First off, big congrats to Kerriloo for the impending nuptuals,  Are we
all invited?  I haven't been to a wedding in ages.  I don't think I even
*own* a red pair of Pro Ked sneakers anymore.

Oh, and I completely agree with your comments to Cyndi about diet and so
on.  Our brains sit inside our bodies, after all, and are pretty
powerfully affected by how those bodies are doing.


Steve said:

> Did getting married and having a kid make Tori happier?
> Yes, I'd say it definitely did. She certainly seems more
> settled now.

Quite possibly so, but that's not quite the same as the point I was
making.  It's certainly possible that Tori is happier than she was when
she made Boys for Pele, but what makes Pele great (IMHO) is not that it's
angry or unhappy or however you categorize it, it's that it's a powerful
and inventive piece of art.  OTOH, Beekeeper doesn't strike me the same
way, which has nothing to do with happiness or settled-ness.

For example, one of my all-time favorite albums, which I listen to quite
regularly even now, is "Deliverin'" by Poco, which is almost loopily happy
and very much about the pleasures of stable relationships, playing music
with friends and so on.  Even the songs about negative people and negative
emotions are so upbeat that they come across as very positive.

So, my point is that, as I see it, Tori may or may not be happier and more
settled and so on, but she's not making compelling art (compelling to me,
anyway).

On a related point, which has been on my mind, our mass culture doesn't
contain a lot of examples of happy marriage being portrayed as exciting
and positive.  Romantic movies usually treat the wedding as the end,
whereas it's really the beginning.  In a recent review I read of the "Thin
Man" DVD box set, it said that the Thin Man movies were the first
Hollywood movies to portray marriage as something other than something you
were trying to get into, or trying to get out of.  In those movies, it was
where you wanted to be, but that's unusual.

I've been thinking about that a lot recently since (much to my surprise,
but that's another story) two of my major characters decided to get
married, and I'm really working on showing how terrific (and vexing and
contentious and surprising) it can be.

I think about recent movies about marriage, and what comes to mind is "Mr.
and Mrs.

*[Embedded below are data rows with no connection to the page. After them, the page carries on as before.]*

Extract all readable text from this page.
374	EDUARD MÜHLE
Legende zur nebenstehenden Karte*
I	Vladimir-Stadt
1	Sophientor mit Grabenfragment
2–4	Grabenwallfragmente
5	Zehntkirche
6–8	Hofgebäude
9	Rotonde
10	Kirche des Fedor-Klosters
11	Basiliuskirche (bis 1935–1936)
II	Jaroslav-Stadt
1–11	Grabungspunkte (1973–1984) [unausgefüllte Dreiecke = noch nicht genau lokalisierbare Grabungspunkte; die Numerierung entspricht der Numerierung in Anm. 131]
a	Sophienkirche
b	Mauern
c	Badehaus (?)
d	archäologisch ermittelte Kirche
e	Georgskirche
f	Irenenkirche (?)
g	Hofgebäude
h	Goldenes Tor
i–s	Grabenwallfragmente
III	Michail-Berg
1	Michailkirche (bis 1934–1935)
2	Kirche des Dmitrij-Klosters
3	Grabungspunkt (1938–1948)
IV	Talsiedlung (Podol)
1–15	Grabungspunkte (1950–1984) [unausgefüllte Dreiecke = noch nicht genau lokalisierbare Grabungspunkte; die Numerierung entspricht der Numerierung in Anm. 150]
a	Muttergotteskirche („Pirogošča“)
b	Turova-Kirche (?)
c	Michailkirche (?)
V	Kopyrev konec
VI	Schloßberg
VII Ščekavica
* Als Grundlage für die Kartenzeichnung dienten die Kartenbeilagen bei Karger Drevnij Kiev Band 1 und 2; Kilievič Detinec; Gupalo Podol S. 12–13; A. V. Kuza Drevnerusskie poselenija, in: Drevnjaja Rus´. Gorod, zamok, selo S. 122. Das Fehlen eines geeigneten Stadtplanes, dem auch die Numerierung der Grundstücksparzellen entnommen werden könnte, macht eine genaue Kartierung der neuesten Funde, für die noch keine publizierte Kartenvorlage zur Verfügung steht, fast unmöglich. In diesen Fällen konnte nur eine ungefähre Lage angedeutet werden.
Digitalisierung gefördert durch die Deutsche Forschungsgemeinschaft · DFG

Smith."  Which probably says something about the people running
the movie industry.


> it seems she feels she could never create
> anything like Pele again.

Which is great.  She already created it once, and she's unlikely to do it
better.  I agree that it's time to move on and change and develop.  That's
never a bad idea.

Whatever my qualms about her current recordings, it would be a lot worse
to see her trying to copy things she did before.